Parnell, in a late-night press conference, called on legislators to “lay down their swords” and get to work passing a budget.
He made it clear, however, that he sides with the House in the battle, saying it has been working hard for the people of Alaska, while the Senate had failed to act.
The Legislature had yet to pass an operating budget, the only constitutionally mandated duty of the Legislature.
The House’s Republican leadership, which backs the Governor’s proposal to lower the state’s ACES oil tax, moved Sunday evening to adjourn the 2011 Alaska Legislature, and asked Parnell to call a special session to finish its work.
“It is the desire of the House to adjourn on the 90th day … and today is the 90th day,” said House Majority Leader Alan Austerman.
Senate leaders at the same time sent Parnell a letter saying they were in a dispute about adjournment, which Attorney General John Burns said was considered a certification under the constitution that also allows the governor to call a special session.
Some House Democrats opposed the adjournment motion House Republican leaders proposed, but there appeared to be no official caucus position.
The vote in favor of adjournment was 33-7, with House Democratic leader Beth Kerttula, D-Juneau, voting in favor, as did Rep.
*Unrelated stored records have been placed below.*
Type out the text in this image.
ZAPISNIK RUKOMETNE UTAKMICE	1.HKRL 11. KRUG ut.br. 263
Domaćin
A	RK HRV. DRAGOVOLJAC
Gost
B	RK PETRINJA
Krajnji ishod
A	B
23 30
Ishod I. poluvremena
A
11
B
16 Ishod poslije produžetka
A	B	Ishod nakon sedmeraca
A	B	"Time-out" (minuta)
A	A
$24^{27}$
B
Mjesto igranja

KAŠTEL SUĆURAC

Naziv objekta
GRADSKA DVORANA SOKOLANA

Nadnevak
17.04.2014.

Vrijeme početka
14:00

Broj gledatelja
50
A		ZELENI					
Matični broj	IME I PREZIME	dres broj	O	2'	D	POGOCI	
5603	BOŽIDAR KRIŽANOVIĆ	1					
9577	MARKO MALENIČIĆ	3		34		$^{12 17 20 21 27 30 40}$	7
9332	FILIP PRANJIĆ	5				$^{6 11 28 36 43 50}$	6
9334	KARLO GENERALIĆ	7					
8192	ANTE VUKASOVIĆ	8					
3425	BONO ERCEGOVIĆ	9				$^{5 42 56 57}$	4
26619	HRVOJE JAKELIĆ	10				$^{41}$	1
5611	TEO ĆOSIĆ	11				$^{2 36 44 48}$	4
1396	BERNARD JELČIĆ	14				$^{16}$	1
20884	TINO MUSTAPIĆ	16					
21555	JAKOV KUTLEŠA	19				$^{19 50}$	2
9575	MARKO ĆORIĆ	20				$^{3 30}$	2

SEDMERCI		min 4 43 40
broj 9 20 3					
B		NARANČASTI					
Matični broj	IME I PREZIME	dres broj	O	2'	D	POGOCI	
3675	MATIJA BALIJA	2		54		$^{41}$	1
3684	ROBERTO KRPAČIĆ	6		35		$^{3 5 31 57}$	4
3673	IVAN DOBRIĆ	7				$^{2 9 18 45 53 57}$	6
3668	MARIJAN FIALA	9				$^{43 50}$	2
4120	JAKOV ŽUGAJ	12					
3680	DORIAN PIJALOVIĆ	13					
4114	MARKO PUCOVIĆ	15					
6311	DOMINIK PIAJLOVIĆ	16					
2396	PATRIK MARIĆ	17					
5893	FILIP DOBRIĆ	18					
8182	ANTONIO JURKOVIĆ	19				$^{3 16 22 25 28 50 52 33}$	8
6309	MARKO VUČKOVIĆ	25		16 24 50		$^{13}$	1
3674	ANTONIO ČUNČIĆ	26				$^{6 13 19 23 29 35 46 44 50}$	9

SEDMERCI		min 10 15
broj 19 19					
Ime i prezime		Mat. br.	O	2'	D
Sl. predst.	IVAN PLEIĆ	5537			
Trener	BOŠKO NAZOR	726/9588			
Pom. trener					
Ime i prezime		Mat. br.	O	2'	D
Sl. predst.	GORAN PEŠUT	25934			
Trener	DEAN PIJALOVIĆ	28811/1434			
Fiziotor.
Cathy Muñoz, R-Juneau.
Democratic Rep. Les Gara, D-Anchorage, opposed adjournment, saying the Legislature needed to stay and finish its work and not involve the governor in a dispute between the two bodies.
“Now we have to get the governor to come in and break the tie,” he said. “The governor has no business in this.”
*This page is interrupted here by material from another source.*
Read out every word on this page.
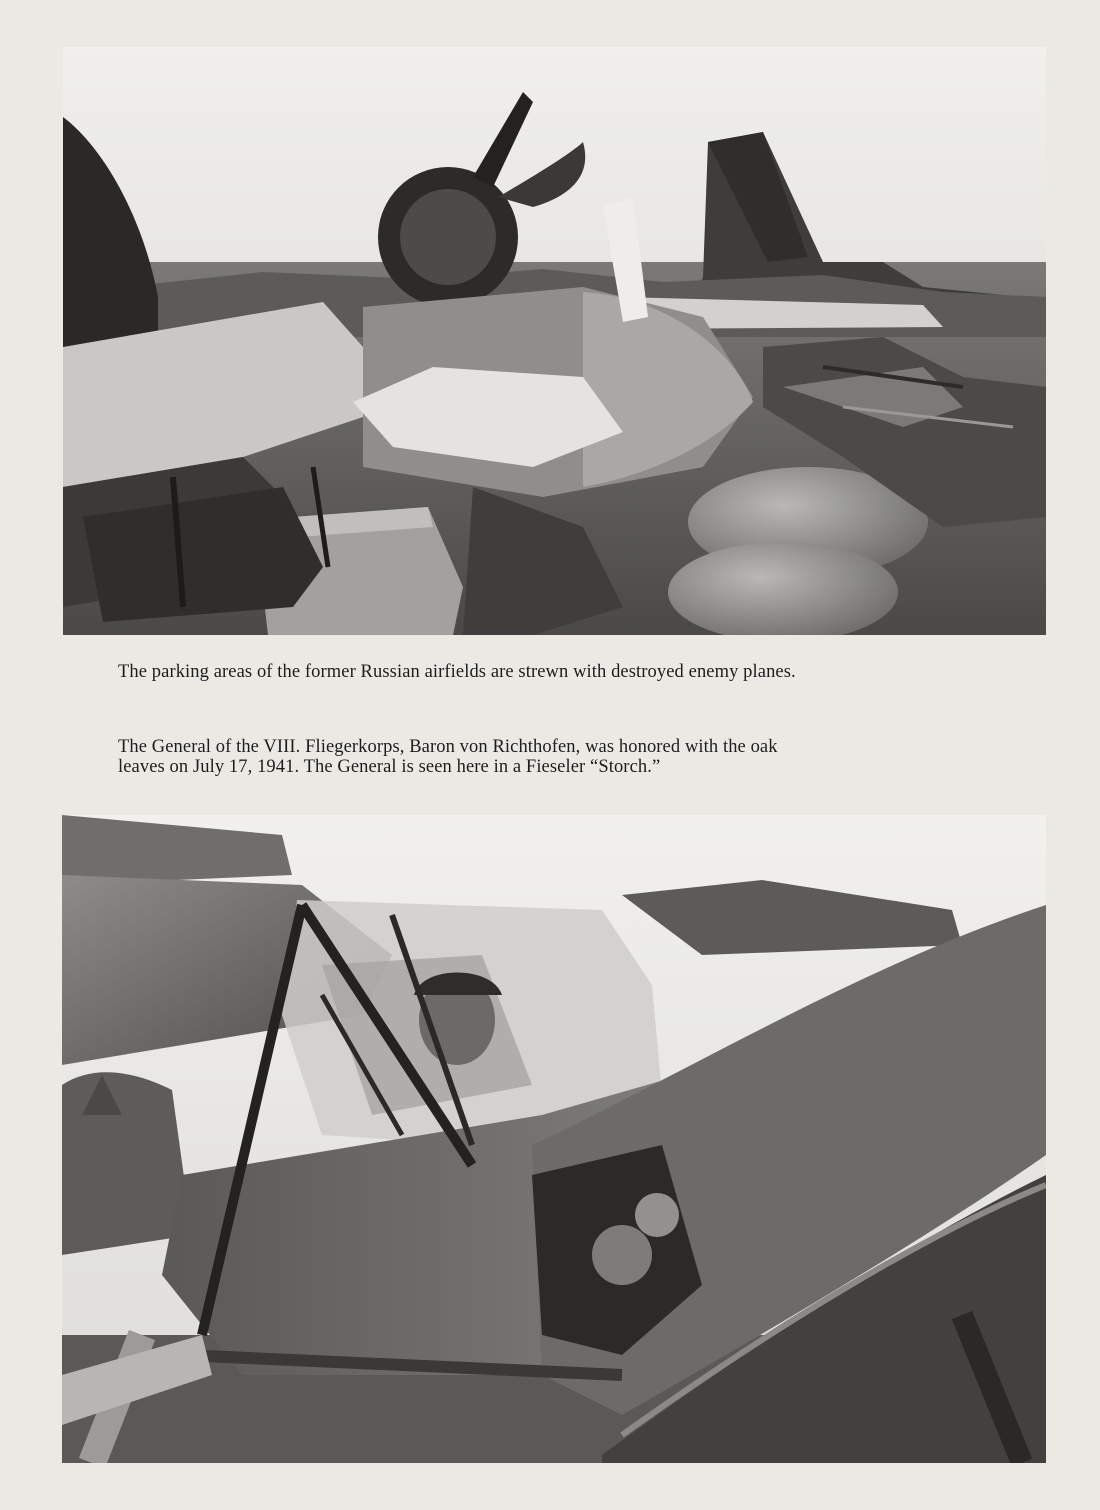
The parking areas of the former Russian airfields are strewn with destroyed enemy planes.

The General of the VIII. Fliegerkorps, Baron von Richthofen, was honored with the oak
leaves on July 17, 1941. The General is seen here in a Fieseler “Storch.”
Gara blamed Parnell for starting the problem by threatening to veto projects from the capital budget if the oil tax reduction he’s pushing was not adopted.
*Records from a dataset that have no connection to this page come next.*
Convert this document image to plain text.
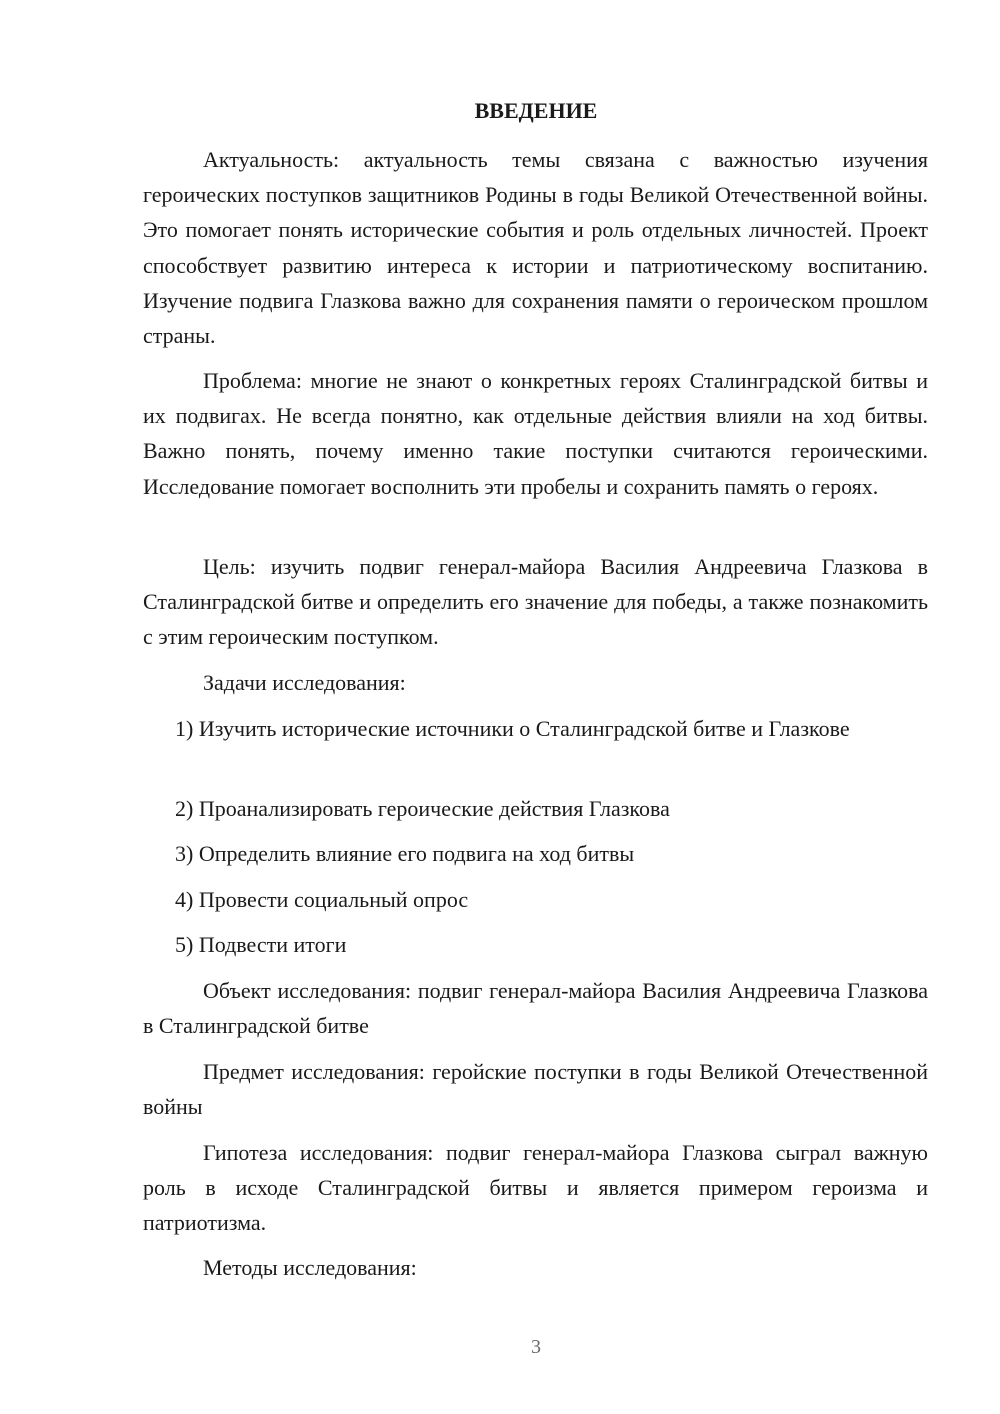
ВВЕДЕНИЕ

Актуальность: актуальность темы связана с важностью изучения героических поступков защитников Родины в годы Великой Отечественной войны. Это помогает понять исторические события и роль отдельных личностей. Проект способствует развитию интереса к истории и патриотическому воспитанию. Изучение подвига Глазкова важно для сохранения памяти о героическом прошлом страны.

Проблема: многие не знают о конкретных героях Сталинградской битвы и их подвигах. Не всегда понятно, как отдельные действия влияли на ход битвы. Важно понять, почему именно такие поступки считаются героическими. Исследование помогает восполнить эти пробелы и сохранить память о героях.

Цель: изучить подвиг генерал-майора Василия Андреевича Глазкова в Сталинградской битве и определить его значение для победы, а также познакомить с этим героическим поступком.

Задачи исследования:

1) Изучить исторические источники о Сталинградской битве и Глазкове

2) Проанализировать героические действия Глазкова

3) Определить влияние его подвига на ход битвы

4) Провести социальный опрос

5) Подвести итоги

Объект исследования: подвиг генерал-майора Василия Андреевича Глазкова в Сталинградской битве

Предмет исследования: геройские поступки в годы Великой Отечественной войны

Гипотеза исследования: подвиг генерал-майора Глазкова сыграл важную роль в исходе Сталинградской битвы и является примером героизма и патриотизма.

Методы исследования:

3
At issue between the House and Senate is what’s known as “trigger” and “contingency” language in the Senate version of the capital budget which makes financing for come projects contingent upon certain oil prices being reached.
Those complicated triggers were inserted by the Senate as a way to keep Parnell from vetoing Senate-favored projects.
“They saw the only way to protect themselves from that veto threat was the language they put in,” Gara said.
Parnell said he had “a deep and abiding respect for the Legislature, having served here,” but said that the trigger language threatened to infringe upon his constitutional power to use the line-item veto.
The Republican-led House majority opposes the triggers.
Earlier, House Speaker Mike Chenault told reporters “we don’t think that’s responsible, to put triggers like that” in the budget.
He called the contingency language a way to “hold hostage” the governor.
House Rules Chair Craig Johnson, R-Anchorage, said the House was being “blackmailed” by the Senate.
Chenault said the way to resolve the deadlock was for the Senate to remove the triggers, but the Senate showed no signs late Sunday of relenting.
Parnell Sunday evening announced the special session narrowed in scope to 10 bills, including budgets, his scholarship plan, coastal zone management, vocational funding, and others.
When a special session is called, the governor has the ability to specify what topics will be discussed, and Chenault said that will help reach an agreement on the budget.
“We get to focus on a few issues,” Chenault said.